Au cours du sommet européen des 22 et 23 octobre, consacré à la résolution de la crise souveraine européenne, le chef du gouvernement italien, Silvio Berlusconi, a eu droit à une leçon politique peu appréciable de la part de Paris et de Berlin, tellement peu appréciée qu’au lendemain du sommet, le dirigeant italien avait rédigé une lettre amère publiée sur le site officiel du gouvernement, rappelant entre autres que l’Italie est un pays indépendant qui n’avait pas besoin de recevoir des leçons de la part de ses autres partenaires européens.

Alors que l’avenir politique du Cavaliere est compté, l’avenir économique et financier de l’Italie est largement compromis, avec une dette qui avoisine 120% du PIB et surtout une croissance en berne.

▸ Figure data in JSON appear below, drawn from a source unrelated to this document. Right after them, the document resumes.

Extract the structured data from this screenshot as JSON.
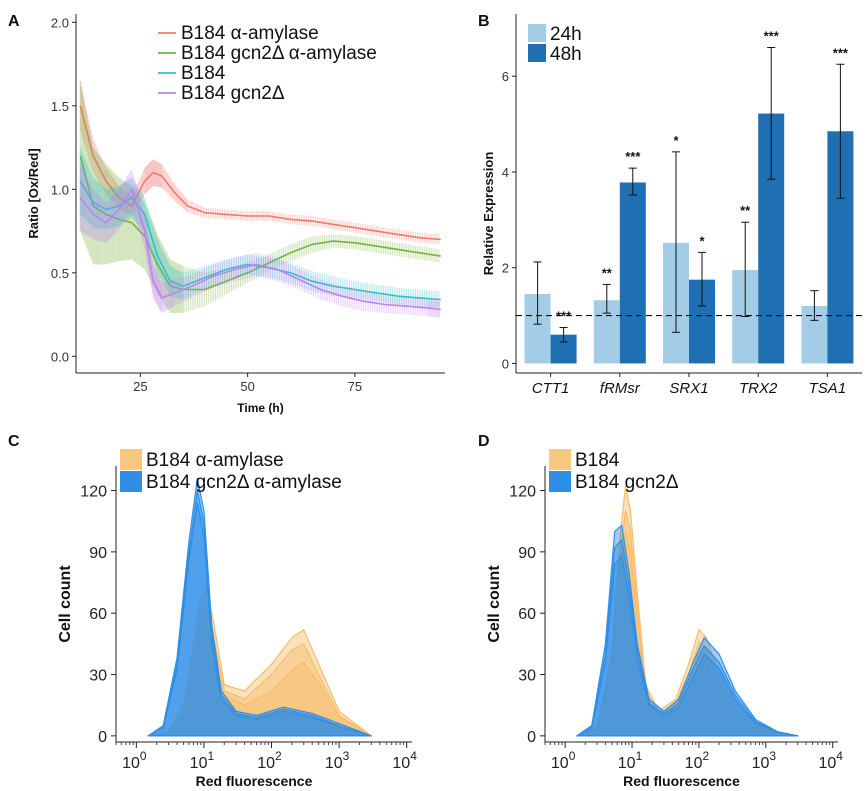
{
  "panels": {
    "a": {
      "letter": "A"
    },
    "b": {
      "letter": "B"
    },
    "c": {
      "letter": "C"
    },
    "d": {
      "letter": "D"
    }
  },
  "colors": {
    "red": "#f07a73",
    "green": "#77b23a",
    "cyan": "#2fc0c6",
    "purple": "#c181f3",
    "light_blue": "#a3cde6",
    "dark_blue": "#1f6fb3",
    "orange": "#f7bd6a",
    "blue": "#2f8ee6"
  },
  "chart_data": [
    {
      "id": "A",
      "type": "line",
      "xlabel": "Time (h)",
      "ylabel": "Ratio [Ox/Red]",
      "xlim": [
        10,
        96
      ],
      "ylim": [
        -0.1,
        2.05
      ],
      "xticks": [
        25,
        50,
        75
      ],
      "yticks": [
        0.0,
        0.5,
        1.0,
        1.5,
        2.0
      ],
      "ytick_labels": [
        "0.0",
        "0.5",
        "1.0",
        "1.5",
        "2.0"
      ],
      "legend_position": "top-right",
      "series": [
        {
          "name": "B184 α-amylase",
          "color": "#f07a73",
          "x": [
            11,
            14,
            17,
            20,
            23,
            26,
            28,
            30,
            33,
            36,
            40,
            45,
            50,
            55,
            60,
            65,
            70,
            75,
            80,
            85,
            90,
            95
          ],
          "y": [
            1.5,
            1.2,
            1.05,
            0.95,
            0.9,
            1.05,
            1.1,
            1.08,
            0.98,
            0.9,
            0.86,
            0.85,
            0.84,
            0.84,
            0.82,
            0.81,
            0.79,
            0.77,
            0.75,
            0.73,
            0.71,
            0.7
          ],
          "err": [
            0.15,
            0.1,
            0.08,
            0.07,
            0.06,
            0.08,
            0.08,
            0.07,
            0.05,
            0.04,
            0.03,
            0.03,
            0.03,
            0.03,
            0.03,
            0.03,
            0.03,
            0.03,
            0.03,
            0.03,
            0.03,
            0.03
          ]
        },
        {
          "name": "B184 gcn2Δ α-amylase",
          "color": "#77b23a",
          "x": [
            11,
            14,
            17,
            20,
            23,
            26,
            29,
            32,
            35,
            40,
            45,
            50,
            55,
            60,
            65,
            70,
            75,
            80,
            85,
            90,
            95
          ],
          "y": [
            1.2,
            0.9,
            0.85,
            0.82,
            0.8,
            0.72,
            0.55,
            0.42,
            0.4,
            0.4,
            0.45,
            0.5,
            0.56,
            0.62,
            0.67,
            0.69,
            0.68,
            0.66,
            0.64,
            0.62,
            0.6
          ],
          "err": [
            0.45,
            0.35,
            0.3,
            0.25,
            0.22,
            0.2,
            0.18,
            0.16,
            0.14,
            0.1,
            0.08,
            0.06,
            0.05,
            0.05,
            0.05,
            0.04,
            0.04,
            0.04,
            0.04,
            0.04,
            0.04
          ]
        },
        {
          "name": "B184",
          "color": "#2fc0c6",
          "x": [
            11,
            14,
            17,
            20,
            23,
            26,
            29,
            32,
            35,
            40,
            45,
            50,
            55,
            60,
            65,
            70,
            75,
            80,
            85,
            90,
            95
          ],
          "y": [
            1.05,
            0.92,
            0.88,
            0.9,
            0.95,
            0.85,
            0.6,
            0.45,
            0.42,
            0.47,
            0.52,
            0.55,
            0.53,
            0.5,
            0.45,
            0.42,
            0.4,
            0.38,
            0.36,
            0.35,
            0.34
          ],
          "err": [
            0.2,
            0.15,
            0.12,
            0.12,
            0.12,
            0.1,
            0.1,
            0.09,
            0.08,
            0.07,
            0.06,
            0.06,
            0.06,
            0.06,
            0.06,
            0.06,
            0.05,
            0.05,
            0.05,
            0.05,
            0.05
          ]
        },
        {
          "name": "B184 gcn2Δ",
          "color": "#c181f3",
          "x": [
            11,
            14,
            17,
            20,
            23,
            26,
            28,
            30,
            33,
            37,
            42,
            47,
            52,
            57,
            62,
            67,
            72,
            77,
            82,
            87,
            92,
            95
          ],
          "y": [
            0.95,
            0.85,
            0.8,
            0.88,
            1.0,
            0.75,
            0.45,
            0.35,
            0.38,
            0.42,
            0.48,
            0.52,
            0.55,
            0.52,
            0.46,
            0.4,
            0.36,
            0.33,
            0.31,
            0.3,
            0.29,
            0.28
          ],
          "err": [
            0.2,
            0.15,
            0.12,
            0.12,
            0.12,
            0.1,
            0.1,
            0.09,
            0.08,
            0.07,
            0.07,
            0.07,
            0.07,
            0.07,
            0.06,
            0.06,
            0.06,
            0.06,
            0.05,
            0.05,
            0.05,
            0.05
          ]
        }
      ]
    },
    {
      "id": "B",
      "type": "bar",
      "ylabel": "Relative Expression",
      "ylim": [
        -0.2,
        7.3
      ],
      "yticks": [
        0,
        2,
        4,
        6
      ],
      "ytick_labels": [
        "0",
        "2",
        "4",
        "6"
      ],
      "reference_line": 1,
      "legend_position": "top-left",
      "categories": [
        "CTT1",
        "fRMsr",
        "SRX1",
        "TRX2",
        "TSA1"
      ],
      "series": [
        {
          "name": "24h",
          "color": "#a3cde6",
          "values": [
            1.45,
            1.32,
            2.52,
            1.95,
            1.2
          ],
          "err_low": [
            0.82,
            1.05,
            0.65,
            0.98,
            0.9
          ],
          "err_high": [
            2.12,
            1.65,
            4.42,
            2.95,
            1.52
          ],
          "sig": [
            "",
            "**",
            "*",
            "**",
            ""
          ]
        },
        {
          "name": "48h",
          "color": "#1f6fb3",
          "values": [
            0.6,
            3.78,
            1.75,
            5.22,
            4.85
          ],
          "err_low": [
            0.45,
            3.52,
            1.2,
            3.85,
            3.45
          ],
          "err_high": [
            0.75,
            4.08,
            2.32,
            6.6,
            6.25
          ],
          "sig": [
            "***",
            "***",
            "*",
            "***",
            "***"
          ]
        }
      ]
    },
    {
      "id": "C",
      "type": "area",
      "xlabel": "Red fluorescence",
      "ylabel": "Cell count",
      "xscale": "log",
      "xlim": [
        0.5,
        12000
      ],
      "ylim": [
        -3,
        132
      ],
      "xticks": [
        1,
        10,
        100,
        1000,
        10000
      ],
      "xtick_labels": [
        {
          "base": "10",
          "exp": "0"
        },
        {
          "base": "10",
          "exp": "1"
        },
        {
          "base": "10",
          "exp": "2"
        },
        {
          "base": "10",
          "exp": "3"
        },
        {
          "base": "10",
          "exp": "4"
        }
      ],
      "yticks": [
        0,
        30,
        60,
        90,
        120
      ],
      "ytick_labels": [
        "0",
        "30",
        "60",
        "90",
        "120"
      ],
      "legend_position": "top-left",
      "series": [
        {
          "name": "B184 α-amylase",
          "color": "#f7bd6a",
          "replicates": [
            {
              "x": [
                1.5,
                3,
                5,
                7,
                9,
                11,
                14,
                20,
                40,
                100,
                200,
                300,
                500,
                1000,
                3000
              ],
              "y": [
                0,
                2,
                15,
                45,
                68,
                72,
                55,
                25,
                22,
                35,
                48,
                52,
                35,
                12,
                0
              ]
            },
            {
              "x": [
                1.5,
                3,
                5,
                7,
                9,
                11,
                14,
                20,
                40,
                100,
                200,
                300,
                500,
                1000,
                3000
              ],
              "y": [
                0,
                2,
                12,
                38,
                60,
                64,
                48,
                22,
                18,
                30,
                42,
                45,
                30,
                10,
                0
              ]
            },
            {
              "x": [
                1.5,
                3,
                5,
                7,
                9,
                11,
                14,
                20,
                40,
                100,
                200,
                300,
                500,
                1000,
                3000
              ],
              "y": [
                0,
                2,
                10,
                30,
                50,
                54,
                40,
                20,
                15,
                22,
                32,
                36,
                26,
                9,
                0
              ]
            }
          ]
        },
        {
          "name": "B184 gcn2Δ α-amylase",
          "color": "#2f8ee6",
          "replicates": [
            {
              "x": [
                1.5,
                2.5,
                4,
                6,
                8,
                10,
                13,
                18,
                30,
                60,
                150,
                400,
                1200,
                3000
              ],
              "y": [
                0,
                5,
                38,
                95,
                126,
                110,
                55,
                22,
                12,
                10,
                14,
                11,
                5,
                0
              ]
            },
            {
              "x": [
                1.5,
                2.5,
                4,
                6,
                8,
                10,
                13,
                18,
                30,
                60,
                150,
                400,
                1200,
                3000
              ],
              "y": [
                0,
                4,
                35,
                90,
                120,
                104,
                50,
                20,
                11,
                9,
                13,
                10,
                4,
                0
              ]
            },
            {
              "x": [
                1.5,
                2.5,
                4,
                6,
                8,
                10,
                13,
                18,
                30,
                60,
                150,
                400,
                1200,
                3000
              ],
              "y": [
                0,
                4,
                32,
                86,
                114,
                98,
                46,
                18,
                10,
                8,
                12,
                9,
                4,
                0
              ]
            }
          ]
        }
      ]
    },
    {
      "id": "D",
      "type": "area",
      "xlabel": "Red fluorescence",
      "ylabel": "Cell count",
      "xscale": "log",
      "xlim": [
        0.5,
        12000
      ],
      "ylim": [
        -3,
        132
      ],
      "xticks": [
        1,
        10,
        100,
        1000,
        10000
      ],
      "xtick_labels": [
        {
          "base": "10",
          "exp": "0"
        },
        {
          "base": "10",
          "exp": "1"
        },
        {
          "base": "10",
          "exp": "2"
        },
        {
          "base": "10",
          "exp": "3"
        },
        {
          "base": "10",
          "exp": "4"
        }
      ],
      "yticks": [
        0,
        30,
        60,
        90,
        120
      ],
      "ytick_labels": [
        "0",
        "30",
        "60",
        "90",
        "120"
      ],
      "legend_position": "top-left",
      "series": [
        {
          "name": "B184",
          "color": "#f7bd6a",
          "replicates": [
            {
              "x": [
                1.5,
                3,
                5,
                6.5,
                8,
                9.5,
                12,
                16,
                25,
                45,
                70,
                100,
                130,
                200,
                400,
                1000,
                3000
              ],
              "y": [
                0,
                4,
                40,
                95,
                122,
                110,
                70,
                25,
                12,
                18,
                35,
                52,
                48,
                30,
                14,
                3,
                0
              ]
            },
            {
              "x": [
                1.5,
                3,
                5,
                6.5,
                8,
                9.5,
                12,
                16,
                25,
                45,
                70,
                100,
                130,
                200,
                400,
                1000,
                3000
              ],
              "y": [
                0,
                4,
                36,
                85,
                110,
                100,
                62,
                22,
                11,
                16,
                30,
                46,
                42,
                26,
                12,
                3,
                0
              ]
            },
            {
              "x": [
                1.5,
                3,
                5,
                6.5,
                8,
                9.5,
                12,
                16,
                25,
                45,
                70,
                100,
                130,
                200,
                400,
                1000,
                3000
              ],
              "y": [
                0,
                3,
                32,
                78,
                100,
                90,
                56,
                20,
                10,
                14,
                27,
                40,
                36,
                22,
                10,
                2,
                0
              ]
            }
          ]
        },
        {
          "name": "B184 gcn2Δ",
          "color": "#2f8ee6",
          "replicates": [
            {
              "x": [
                1.5,
                2.5,
                4,
                5.5,
                7,
                9,
                12,
                18,
                30,
                50,
                80,
                120,
                200,
                350,
                700,
                1500,
                3000
              ],
              "y": [
                0,
                5,
                45,
                100,
                103,
                80,
                45,
                18,
                12,
                18,
                35,
                48,
                40,
                22,
                8,
                2,
                0
              ]
            },
            {
              "x": [
                1.5,
                2.5,
                4,
                5.5,
                7,
                9,
                12,
                18,
                30,
                50,
                80,
                120,
                200,
                350,
                700,
                1500,
                3000
              ],
              "y": [
                0,
                5,
                40,
                92,
                96,
                74,
                42,
                16,
                11,
                16,
                32,
                44,
                36,
                20,
                7,
                2,
                0
              ]
            },
            {
              "x": [
                1.5,
                2.5,
                4,
                5.5,
                7,
                9,
                12,
                18,
                30,
                50,
                80,
                120,
                200,
                350,
                700,
                1500,
                3000
              ],
              "y": [
                0,
                4,
                36,
                84,
                88,
                68,
                38,
                15,
                10,
                14,
                28,
                40,
                33,
                18,
                6,
                2,
                0
              ]
            }
          ]
        }
      ]
    }
  ]
}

Dans une récente note de recherche, les experts de la Société Générale dresse le tableau, peu réjouissant, des problèmes à venir de l’Italie, nouveau « mouton noir » de l’EuroZone en se basant sur un scénario de récession pour la période 2012-2013:

- poursuite de la montée du chômage

- diminution des prêts

- poursuite de l’inflation qui a atteint 3.6% sur un an en septembre dernier

Pour ces experts, les solutions à mettre en oeuvre sont simples, à savoir se concentrer sur la poursuite des réformes, avec déjà un accord avec La Ligue du Nord sur les retraites, avant de s’attaquer directement à l’austérité.